Because It Has Come Up Again
My hair has always strategically covered the backs of my ears so that my #hearing #aids remained as inconspicuous as possible. I'm starting to care less now and have a few things that I would like to share. If you're still reading, below you'll find the confessions & thoughts from 2 Deaf 23-24 year olds. Feel free to share and add more.
1. Email. Email. Email. This is the 21st century people! Phone calls are efficient, but when wanting to communicate important information and you beg between voice cracks to, "pleeeaase, I don't know what you said. I'm sorry. Can you email me whatever it is you are wanting me to answer for your security purposes?" how hard does it need to be to email? I promise, I'm not scamming you, and for legal purposes, isn't it better to have records in writing anyways?
2. Online appointment scheduling, bill pay, and ordering is FANTASTIC . We can read. I applaud all who have invested the time and money for web development that allows me to book my doctors appointment online. I will avoid calling at all cost and you'll probably find me walking in your office to schedule an appointment so that I can communicate to your face and not your voice. If it comes to this, do be kind and don't look at your computer screen while talking from behind the counter. I just likely clocked out of work early to drive across town because I want a health concern looked at. I'm not impatient or trying to ruin your day. I just can't understand you on the phone.
3. Closed captioning is amazing. I fully appreciate those friends and family who turn the captioning on before I even ask. Its not that I can't hear the TV, but I can actually enjoy watching TV without having to focus on listening so much. And hey, you may be missing more than you thought you were!
4. If you can talk, you can hear. No. "But ma'am, how did you get through the first five minutes of this conversation" With all due respect, sir, I initiated the conversation. I knew what I needed to address. When I'm in control of the conversation I can more accurately piece it together. Hearing loss is complicated by understanding. Many times I do in fact hear, but I struggle to comprehend speech. Changing directions, interruptions, or many people engaged in the conversation only complicate matters. We do our best, but it can be tiring. Please don't be offended if at the end of the day we disengage.
5. Please don't force me to play games like charades or pictionary in large group settings if I don't want to. It's not that I can't hear the commotion, but I can't pick out single voices and words when everyone is yelling at the same time. Trust me, as long as I'm with my friends, I'd much rather laugh with them instead of stressing out about when it comes to be my turn again.
6. Embarrassing first impressions follow me like the plague.
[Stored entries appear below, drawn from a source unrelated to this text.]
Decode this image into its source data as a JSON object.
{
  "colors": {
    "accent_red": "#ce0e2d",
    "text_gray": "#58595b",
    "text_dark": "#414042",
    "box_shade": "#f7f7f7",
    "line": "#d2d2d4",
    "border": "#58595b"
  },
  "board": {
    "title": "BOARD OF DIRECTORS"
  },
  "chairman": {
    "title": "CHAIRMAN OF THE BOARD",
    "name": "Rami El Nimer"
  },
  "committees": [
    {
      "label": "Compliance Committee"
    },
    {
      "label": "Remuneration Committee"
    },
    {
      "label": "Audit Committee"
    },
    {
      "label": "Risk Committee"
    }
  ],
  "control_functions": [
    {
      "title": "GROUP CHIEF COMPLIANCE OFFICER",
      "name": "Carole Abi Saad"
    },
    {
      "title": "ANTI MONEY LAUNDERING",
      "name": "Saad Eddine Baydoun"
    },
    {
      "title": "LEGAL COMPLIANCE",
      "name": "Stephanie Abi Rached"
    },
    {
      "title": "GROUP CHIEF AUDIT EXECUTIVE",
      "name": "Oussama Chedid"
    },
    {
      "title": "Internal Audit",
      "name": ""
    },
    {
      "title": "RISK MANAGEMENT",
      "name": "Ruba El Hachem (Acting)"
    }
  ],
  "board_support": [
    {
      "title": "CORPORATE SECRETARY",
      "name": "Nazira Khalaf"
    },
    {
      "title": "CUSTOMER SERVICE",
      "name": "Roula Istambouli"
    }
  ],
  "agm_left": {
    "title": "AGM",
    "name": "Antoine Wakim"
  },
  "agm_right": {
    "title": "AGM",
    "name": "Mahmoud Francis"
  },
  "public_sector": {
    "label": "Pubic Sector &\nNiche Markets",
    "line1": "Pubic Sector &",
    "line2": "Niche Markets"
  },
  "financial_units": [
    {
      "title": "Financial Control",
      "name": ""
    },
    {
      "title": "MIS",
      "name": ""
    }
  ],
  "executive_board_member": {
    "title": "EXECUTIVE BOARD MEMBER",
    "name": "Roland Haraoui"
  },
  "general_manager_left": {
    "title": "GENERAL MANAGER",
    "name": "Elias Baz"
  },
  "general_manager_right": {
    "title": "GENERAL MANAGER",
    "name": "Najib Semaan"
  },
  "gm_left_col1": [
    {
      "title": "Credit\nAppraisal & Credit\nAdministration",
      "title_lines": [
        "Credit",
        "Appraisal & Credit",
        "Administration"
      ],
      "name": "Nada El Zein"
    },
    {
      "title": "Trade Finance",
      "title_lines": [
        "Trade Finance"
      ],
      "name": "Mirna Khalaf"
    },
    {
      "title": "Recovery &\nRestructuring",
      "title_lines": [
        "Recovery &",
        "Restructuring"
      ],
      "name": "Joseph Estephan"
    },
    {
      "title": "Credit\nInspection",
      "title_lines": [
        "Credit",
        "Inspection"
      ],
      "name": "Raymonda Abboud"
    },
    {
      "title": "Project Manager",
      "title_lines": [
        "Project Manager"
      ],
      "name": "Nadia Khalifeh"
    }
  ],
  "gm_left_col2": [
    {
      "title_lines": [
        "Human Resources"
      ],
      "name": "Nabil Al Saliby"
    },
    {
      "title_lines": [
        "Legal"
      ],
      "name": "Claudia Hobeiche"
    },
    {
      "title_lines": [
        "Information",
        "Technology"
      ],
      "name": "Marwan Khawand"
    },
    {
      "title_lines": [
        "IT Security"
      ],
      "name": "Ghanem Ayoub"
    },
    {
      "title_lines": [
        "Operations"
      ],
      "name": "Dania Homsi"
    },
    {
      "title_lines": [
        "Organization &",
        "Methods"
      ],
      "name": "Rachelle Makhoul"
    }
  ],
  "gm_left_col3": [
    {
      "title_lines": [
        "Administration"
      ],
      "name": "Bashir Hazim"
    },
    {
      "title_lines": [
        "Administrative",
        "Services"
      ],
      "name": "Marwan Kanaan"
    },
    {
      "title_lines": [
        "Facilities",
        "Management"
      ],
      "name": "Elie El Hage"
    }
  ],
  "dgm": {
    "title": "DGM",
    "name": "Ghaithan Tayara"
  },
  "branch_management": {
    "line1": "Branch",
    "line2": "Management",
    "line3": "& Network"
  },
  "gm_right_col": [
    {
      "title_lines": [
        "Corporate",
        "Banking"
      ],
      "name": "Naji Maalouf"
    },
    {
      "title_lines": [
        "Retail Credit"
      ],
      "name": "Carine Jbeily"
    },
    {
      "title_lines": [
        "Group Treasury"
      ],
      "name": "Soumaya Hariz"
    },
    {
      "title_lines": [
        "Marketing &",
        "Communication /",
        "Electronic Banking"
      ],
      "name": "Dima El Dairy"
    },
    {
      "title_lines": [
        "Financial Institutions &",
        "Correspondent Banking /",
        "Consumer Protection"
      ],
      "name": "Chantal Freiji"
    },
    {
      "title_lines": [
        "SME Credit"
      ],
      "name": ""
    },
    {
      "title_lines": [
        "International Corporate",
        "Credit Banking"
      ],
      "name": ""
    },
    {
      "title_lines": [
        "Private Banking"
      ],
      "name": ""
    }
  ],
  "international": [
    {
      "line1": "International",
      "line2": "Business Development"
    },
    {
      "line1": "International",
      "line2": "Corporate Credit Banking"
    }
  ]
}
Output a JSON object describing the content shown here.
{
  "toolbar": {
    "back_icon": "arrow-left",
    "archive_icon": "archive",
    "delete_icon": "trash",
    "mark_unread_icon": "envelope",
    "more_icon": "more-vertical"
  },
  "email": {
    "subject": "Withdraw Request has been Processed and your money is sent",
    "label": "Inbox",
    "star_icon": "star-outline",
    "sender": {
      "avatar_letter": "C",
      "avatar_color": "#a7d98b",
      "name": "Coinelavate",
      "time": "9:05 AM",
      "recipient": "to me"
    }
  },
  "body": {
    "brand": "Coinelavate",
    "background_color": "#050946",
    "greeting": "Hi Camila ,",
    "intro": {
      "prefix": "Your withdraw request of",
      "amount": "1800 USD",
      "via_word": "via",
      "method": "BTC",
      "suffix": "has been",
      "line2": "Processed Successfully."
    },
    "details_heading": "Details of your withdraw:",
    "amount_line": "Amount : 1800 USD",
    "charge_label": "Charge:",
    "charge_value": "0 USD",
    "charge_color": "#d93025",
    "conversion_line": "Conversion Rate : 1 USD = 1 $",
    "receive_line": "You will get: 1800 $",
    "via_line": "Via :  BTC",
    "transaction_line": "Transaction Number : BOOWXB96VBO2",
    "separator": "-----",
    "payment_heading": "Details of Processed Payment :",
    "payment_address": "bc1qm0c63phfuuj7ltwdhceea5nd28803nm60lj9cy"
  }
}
I've accepted it but some days it can be discouraging. For example, the time I walked into an office for a meeting and the handsome assistant greeted me. To this day I don't know what he said, but whatever I responded with was not the appropriate response. Embracing the awkwardness is a daily challenge. We appreciate all the second and third chances.
7. When you learn that I'm deaf, don't exaggerate the way your mouth moves or the way you talk. That just makes it harder and annoying. I've done this literally my whole life so I can lip read you just fine the way you are....but kudos to those who have clean cut faces (no bushy beards/mustaches) and a variety of facial expressions (platonic faces = greater difficulty)
8. Yes, I know sign language. No, the alphabet does not constitute fluency.
9. It's not an accent. It's likely a nasal sound with some missing s's. You're likely mumbling, but we're getting by based on context, body language, and facial expression. And yes, every Sunday I’m contentious of singing. Especially new, unusual songs.
10. Lyric videos are the best thing to happen on youtube. If you suggest a song, I most likely end up searching it again later with the words so that next time I feel more comfortable listening or dancing to it.
11. I don't hate you. Let me apologize for all the times I've appeared uninterested or distant. It's not you, per say. It's probably the way you speak. I've noticed that I naturally gravitate to people who appear approachable and are easy to understand. If I'm honest, I struggle most with deep southern accents, Ebonics and the IT guys on the phone.
12. Our parents, teachers, coaches and friends were/are really amazing. I can't speak for everyone but my parents and family are a large part of how I've gotten this far. I don't see my journey as some insurmountable feat, but a lot of people do. So my response: I was made by a great and awesome God who does not make mistakes. I have parents who loved me, despite the fact that 21 years ago they thought I may never hear their voice. They not only put me in speech therapy for 8 years, but they worked on it at home with me. They did not set the bar lower just because hearing loss is a "disability". They challenged me. They advocated for me. They taught me to advocate for myself. But they always recognized my abilities over my inability to hear.
13. “What?” , “mmhmm” , and “yea” are automatic responses usually accompanied by a smile and head nod. Not always the best thing, but it has worked so far!
14. Love is universal. Kindness is too. We may have exceptional BS meters but we also know when someone is truly expressing love, kindness, or patience. Thankfully, we don't need words for that.